I shoot the Ultra Max and love it.I wish it had the harmanic balancers on it but I guess I should have waited 1 more year.Oh well I still love it.Very consistant.


----------



## bowhunter972 (Aug 25, 2005)

i shot a switch back and hated it. but every1 has their own opinion.


----------



## JBslayer01 (Aug 17, 2005)

I shoot a Icon right now it is so smooth and so quiet. Trying to get an LX. I Love my mathew wont shoot anything else.


----------



## $Turk$ (Jan 3, 2006)

Conquest Apex (gold Fusion) for spots
Apex 7 (Black Out Blue) for 3-d
Switchback and Switchback XT for hunting.
I love every single one of my "babies" I guess it pays to shoot well. They just start giving stuff to you. lol.


----------



## gungun2224 (Feb 5, 2006)

i have 3 and i love em all:smile: but from what ppl tell me bowtech is another good brand:lie:


----------



## Brendan12388 (Jun 30, 2005)

I have a Blueberry Ovation and a Switchback. Between the switchback and the switchback xt there isn't a whole lot of difference. I have shot the Apex 7 and it is a great bow. I wouldn't shoot any thing but a mathews.


----------



## D-Lepak (Dec 5, 2005)

*Love um*

I have a black powder coated conquest III shoots amazing!

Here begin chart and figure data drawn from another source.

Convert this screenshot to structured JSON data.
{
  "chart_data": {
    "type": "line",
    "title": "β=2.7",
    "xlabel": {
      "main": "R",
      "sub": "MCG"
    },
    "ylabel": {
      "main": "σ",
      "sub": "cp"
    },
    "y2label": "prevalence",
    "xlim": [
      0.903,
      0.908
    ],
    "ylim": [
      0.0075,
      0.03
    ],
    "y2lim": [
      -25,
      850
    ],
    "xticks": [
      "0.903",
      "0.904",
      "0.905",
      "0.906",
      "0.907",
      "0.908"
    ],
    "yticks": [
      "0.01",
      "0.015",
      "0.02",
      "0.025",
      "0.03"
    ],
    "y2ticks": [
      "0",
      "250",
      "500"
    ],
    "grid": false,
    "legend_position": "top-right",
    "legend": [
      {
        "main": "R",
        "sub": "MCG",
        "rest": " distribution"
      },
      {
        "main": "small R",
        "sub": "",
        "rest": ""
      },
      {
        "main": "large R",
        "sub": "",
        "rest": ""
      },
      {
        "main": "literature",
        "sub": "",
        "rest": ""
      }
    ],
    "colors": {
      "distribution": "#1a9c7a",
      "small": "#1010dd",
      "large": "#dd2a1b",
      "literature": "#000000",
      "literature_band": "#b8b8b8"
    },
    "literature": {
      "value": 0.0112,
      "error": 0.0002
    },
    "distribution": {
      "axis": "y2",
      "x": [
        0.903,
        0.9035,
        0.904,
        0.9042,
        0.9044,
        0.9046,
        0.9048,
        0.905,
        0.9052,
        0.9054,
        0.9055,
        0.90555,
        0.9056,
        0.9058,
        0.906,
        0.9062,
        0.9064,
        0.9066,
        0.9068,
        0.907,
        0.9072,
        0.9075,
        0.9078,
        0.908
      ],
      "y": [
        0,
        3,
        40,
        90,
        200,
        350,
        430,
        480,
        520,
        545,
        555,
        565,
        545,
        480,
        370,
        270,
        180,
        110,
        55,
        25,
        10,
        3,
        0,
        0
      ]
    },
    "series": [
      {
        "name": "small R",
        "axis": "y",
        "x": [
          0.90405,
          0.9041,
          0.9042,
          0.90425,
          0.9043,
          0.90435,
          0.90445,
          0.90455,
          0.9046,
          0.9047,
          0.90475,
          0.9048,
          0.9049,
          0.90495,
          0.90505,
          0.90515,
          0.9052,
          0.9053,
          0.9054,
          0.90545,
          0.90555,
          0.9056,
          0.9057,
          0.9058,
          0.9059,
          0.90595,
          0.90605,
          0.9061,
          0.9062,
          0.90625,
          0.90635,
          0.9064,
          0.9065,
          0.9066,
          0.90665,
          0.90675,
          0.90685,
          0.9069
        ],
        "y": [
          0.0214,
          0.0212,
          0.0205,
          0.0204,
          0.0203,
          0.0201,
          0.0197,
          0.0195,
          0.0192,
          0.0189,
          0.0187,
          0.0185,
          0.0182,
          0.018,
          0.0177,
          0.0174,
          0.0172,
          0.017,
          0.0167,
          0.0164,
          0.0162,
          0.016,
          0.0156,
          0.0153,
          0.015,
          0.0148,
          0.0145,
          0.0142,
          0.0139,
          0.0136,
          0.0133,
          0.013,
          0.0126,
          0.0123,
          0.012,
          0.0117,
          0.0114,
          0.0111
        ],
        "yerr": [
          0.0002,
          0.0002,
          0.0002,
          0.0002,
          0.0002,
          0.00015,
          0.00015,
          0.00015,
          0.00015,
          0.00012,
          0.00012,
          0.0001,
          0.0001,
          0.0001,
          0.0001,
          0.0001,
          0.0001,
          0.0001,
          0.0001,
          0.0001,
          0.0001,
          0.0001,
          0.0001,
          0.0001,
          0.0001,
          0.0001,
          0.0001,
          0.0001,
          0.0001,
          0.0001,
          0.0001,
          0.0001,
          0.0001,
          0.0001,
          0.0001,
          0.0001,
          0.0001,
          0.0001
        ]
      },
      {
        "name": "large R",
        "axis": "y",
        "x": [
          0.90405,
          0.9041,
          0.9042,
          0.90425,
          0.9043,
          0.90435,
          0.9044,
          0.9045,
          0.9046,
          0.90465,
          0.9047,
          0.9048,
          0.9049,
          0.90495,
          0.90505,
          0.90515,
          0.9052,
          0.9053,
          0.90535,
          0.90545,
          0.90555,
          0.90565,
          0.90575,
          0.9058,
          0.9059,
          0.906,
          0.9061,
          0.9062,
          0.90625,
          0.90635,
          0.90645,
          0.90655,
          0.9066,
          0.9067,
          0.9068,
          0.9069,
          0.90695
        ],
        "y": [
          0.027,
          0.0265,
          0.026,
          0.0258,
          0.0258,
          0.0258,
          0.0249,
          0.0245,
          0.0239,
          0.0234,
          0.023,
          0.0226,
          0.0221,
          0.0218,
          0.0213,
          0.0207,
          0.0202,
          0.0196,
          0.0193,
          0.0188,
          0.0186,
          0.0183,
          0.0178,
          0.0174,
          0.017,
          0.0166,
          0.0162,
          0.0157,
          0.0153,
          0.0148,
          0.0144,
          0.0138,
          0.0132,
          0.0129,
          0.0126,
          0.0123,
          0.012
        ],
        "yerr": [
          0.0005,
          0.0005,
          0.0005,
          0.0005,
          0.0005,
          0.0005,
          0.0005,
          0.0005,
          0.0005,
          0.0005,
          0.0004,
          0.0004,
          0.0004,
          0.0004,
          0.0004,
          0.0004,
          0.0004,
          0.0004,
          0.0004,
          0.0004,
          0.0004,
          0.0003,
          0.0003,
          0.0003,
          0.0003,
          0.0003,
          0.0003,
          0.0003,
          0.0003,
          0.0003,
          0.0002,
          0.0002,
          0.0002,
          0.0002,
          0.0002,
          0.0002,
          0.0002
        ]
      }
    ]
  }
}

My dad has a apex 7 and its amazing ive shot a spot round with his bow, it sure does pound the X's


----------



## STSmansdaughter (Mar 11, 2005)

gungun2224 said:


> i have 3 and i love em all:smile: but from what ppl tell me bowtech is another good brand:lie:


You only say thast cuz of me.


----------



## EC0003 (Nov 12, 2004)

Blueberry Classic 
hopinh to buy a apex soon.


----------



## BLKDOG (Feb 23, 2006)

The MQ1 is probably the best bow Mathews has ever made for Hunting/3-D.Perfect length,forgiveness..Love mine...Steven KY


----------



## hoytshooter09 (Nov 21, 2005)

*i love it*

I love my mathews switchback. it shoots fast and no vibrations


----------



## tclow (Feb 22, 2006)

I shoot the Ultra Max.I love this bow.


----------



## camo25 (Jul 4, 2006)

I love my mathews SB. Mathews is the best bow. My dad has the SB XT and I did have The mathews Legacy.


----------



## downey (Feb 16, 2007)

hoyt is the beast


----------



## deerbuster (Jun 11, 2007)

Switchback, and after i bought mine, my dad shot it, and had to go get himself one. Awesome bows.


----------



## NS17IL (Dec 14, 2005)

Mathews makes a good bow and they will stand behind it. They are a little expensive from a younger person but if you can get one there great.


----------



## CA_Rcher12 (Oct 28, 2004)

Only Mathews I have ever used was an Ignition.


----------



## bowhunter1347 (May 23, 2007)

Mathews Q2XL

wouldnt trade it for the world


----------



## Mach12 (Apr 3, 2007)

smothest draw ever my opinion when i shot one


----------